Kelly first performed as Joni Mitchell at the first Wigstock celebration in Thompkins Square Park in the East Village and he’s done it periodically in the intervening years, always varying the program, adding new songs and removing others.
Here are “The Circle Game” and other songs that have been virtually attached to Mitchell over the passing decades, and Kelly moves from one number to the next with grace and spirit to spare.
It might be a not unreasonable question why John Kelly should want to impersonate Joni Mitchell in what constitutes a concert performance in a club tucked away in the cellar of a restaurant.
One clear answer might have something to do with the fact that he does it so well, without mockery or even a hint of condescension.
Male performers, after all, have impersonated female stars for what seems like centuries.
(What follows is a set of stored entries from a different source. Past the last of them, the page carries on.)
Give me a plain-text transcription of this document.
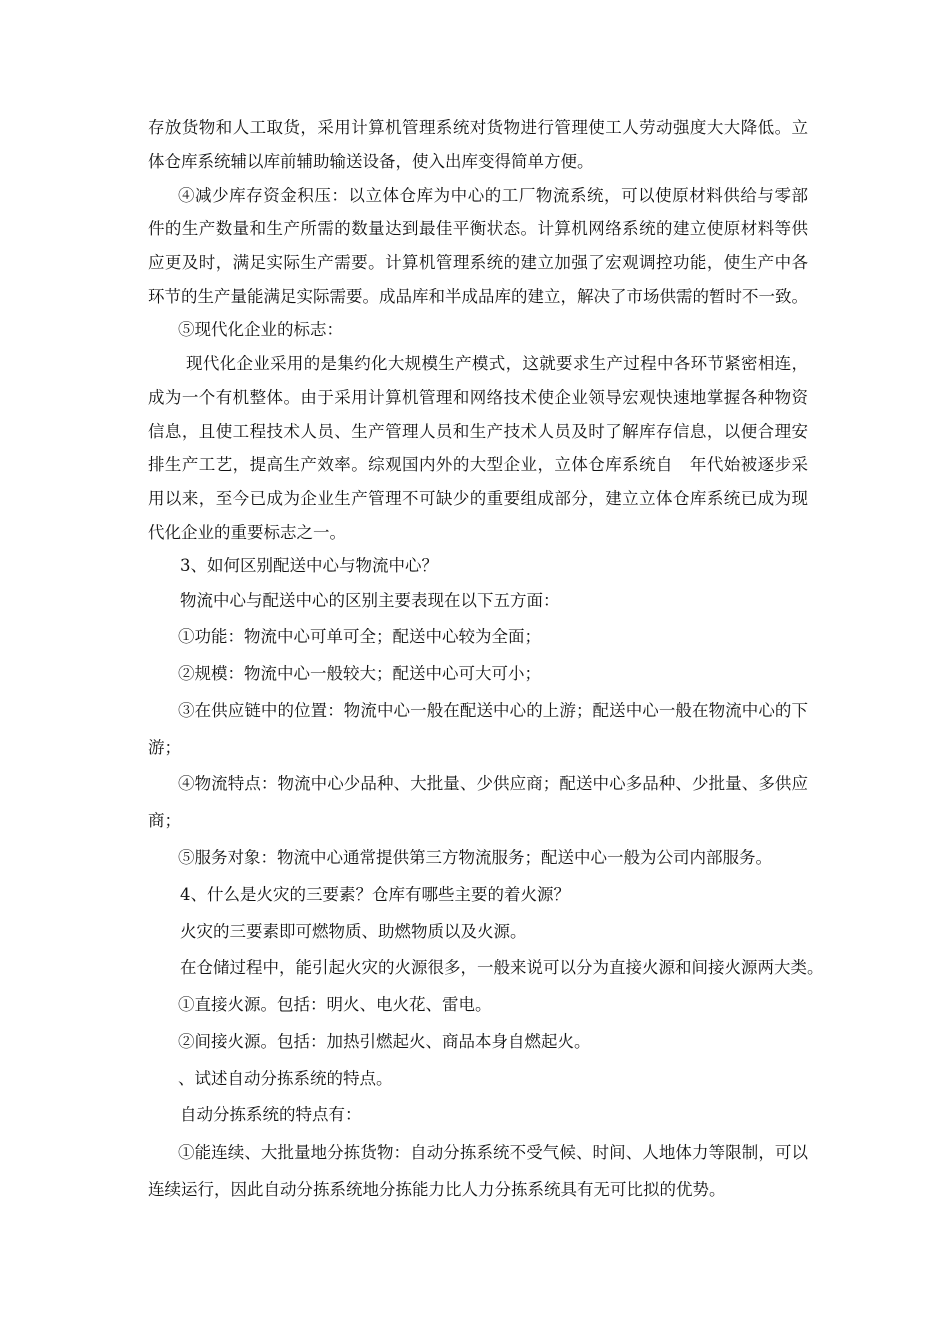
存放货物和人工取货，采用计算机管理系统对货物进行管理使工人劳动强度大大降低。立
体仓库系统辅以库前辅助输送设备，使入出库变得简单方便。
④减少库存资金积压：以立体仓库为中心的工厂物流系统，可以使原材料供给与零部
件的生产数量和生产所需的数量达到最佳平衡状态。计算机网络系统的建立使原材料等供
应更及时，满足实际生产需要。计算机管理系统的建立加强了宏观调控功能，使生产中各
环节的生产量能满足实际需要。成品库和半成品库的建立，解决了市场供需的暂时不一致。
⑤现代化企业的标志：
现代化企业采用的是集约化大规模生产模式，这就要求生产过程中各环节紧密相连，
成为一个有机整体。由于采用计算机管理和网络技术使企业领导宏观快速地掌握各种物资
信息，且使工程技术人员、生产管理人员和生产技术人员及时了解库存信息，以便合理安
排生产工艺，提高生产效率。综观国内外的大型企业，立体仓库系统自　年代始被逐步采
用以来，至今已成为企业生产管理不可缺少的重要组成部分，建立立体仓库系统已成为现
代化企业的重要标志之一。
3、如何区别配送中心与物流中心？
物流中心与配送中心的区别主要表现在以下五方面：
①功能：物流中心可单可全；配送中心较为全面；
②规模：物流中心一般较大；配送中心可大可小；
③在供应链中的位置：物流中心一般在配送中心的上游；配送中心一般在物流中心的下
游；
④物流特点：物流中心少品种、大批量、少供应商；配送中心多品种、少批量、多供应
商；
⑤服务对象：物流中心通常提供第三方物流服务；配送中心一般为公司内部服务。
4、什么是火灾的三要素？仓库有哪些主要的着火源？
火灾的三要素即可燃物质、助燃物质以及火源。
在仓储过程中，能引起火灾的火源很多，一般来说可以分为直接火源和间接火源两大类。
①直接火源。包括：明火、电火花、雷电。
②间接火源。包括：加热引燃起火、商品本身自燃起火。
、试述自动分拣系统的特点。
自动分拣系统的特点有：
①能连续、大批量地分拣货物：自动分拣系统不受气候、时间、人地体力等限制，可以
连续运行，因此自动分拣系统地分拣能力比人力分拣系统具有无可比拟的优势。
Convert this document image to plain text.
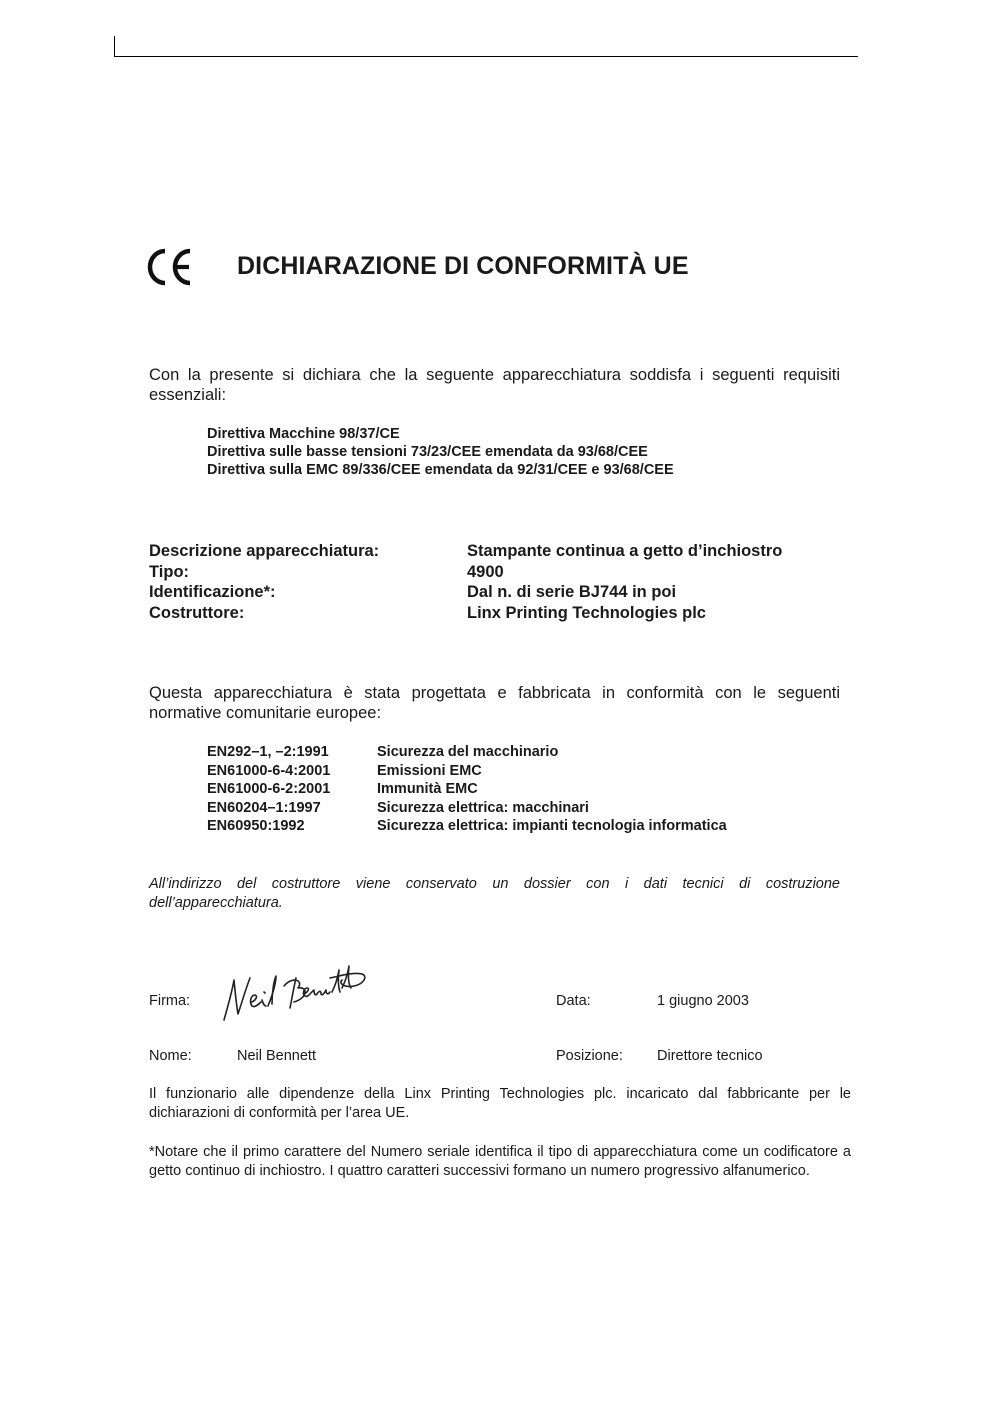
DICHIARAZIONE DI CONFORMITÀ UE
Con la presente si dichiara che la seguente apparecchiatura soddisfa i seguenti requisiti essenziali:
Direttiva Macchine 98/37/CE
Direttiva sulle basse tensioni 73/23/CEE emendata da 93/68/CEE
Direttiva sulla EMC 89/336/CEE emendata da 92/31/CEE e 93/68/CEE
Descrizione apparecchiatura:	Stampante continua a getto d’inchiostro
Tipo:	4900
Identificazione*:	Dal n. di serie BJ744 in poi
Costruttore:	Linx Printing Technologies plc
Questa apparecchiatura è stata progettata e fabbricata in conformità con le seguenti normative comunitarie europee:
EN292–1, –2:1991	Sicurezza del macchinario
EN61000-6-4:2001	Emissioni EMC
EN61000-6-2:2001	Immunità EMC
EN60204–1:1997	Sicurezza elettrica: macchinari
EN60950:1992	Sicurezza elettrica: impianti tecnologia informatica
All’indirizzo del costruttore viene conservato un dossier con i dati tecnici di costruzione dell’apparecchiatura.
Firma:	Data:	1 giugno 2003
Nome:	Neil Bennett	Posizione: Direttore tecnico
Il funzionario alle dipendenze della Linx Printing Technologies plc. incaricato dal fabbricante per le dichiarazioni di conformità per l’area UE.
*Notare che il primo carattere del Numero seriale identifica il tipo di apparecchiatura come un codificatore a getto continuo di inchiostro. I quattro caratteri successivi formano un numero progressivo alfanumerico.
How many Judy Garlands have there been? How many Tallulah Bankheads? In more recent times, Marilyn Monroe and Barbra Streisand have sprouted what sometimes seems like an infinite number of clonelike imitators.
What is possibly most unusual about “Shiny Hot Nights: More Songs of Joni Mitchell” is that rock and folk performers don’t normally seem to be obvious subjects for study and replication on the part of night club mimics.
Even so, performers have frequently enough offered their impressions of folkies like Bob Dylan and Joan B’z. So why not Joni Mitchell?
The singer clearly approves, since the postcard advertising the show has both the real and the “faux” Joni, seated together, smiling broadly, with Kelly’s arm comfortably looped around the Canadian performer’s shoulder.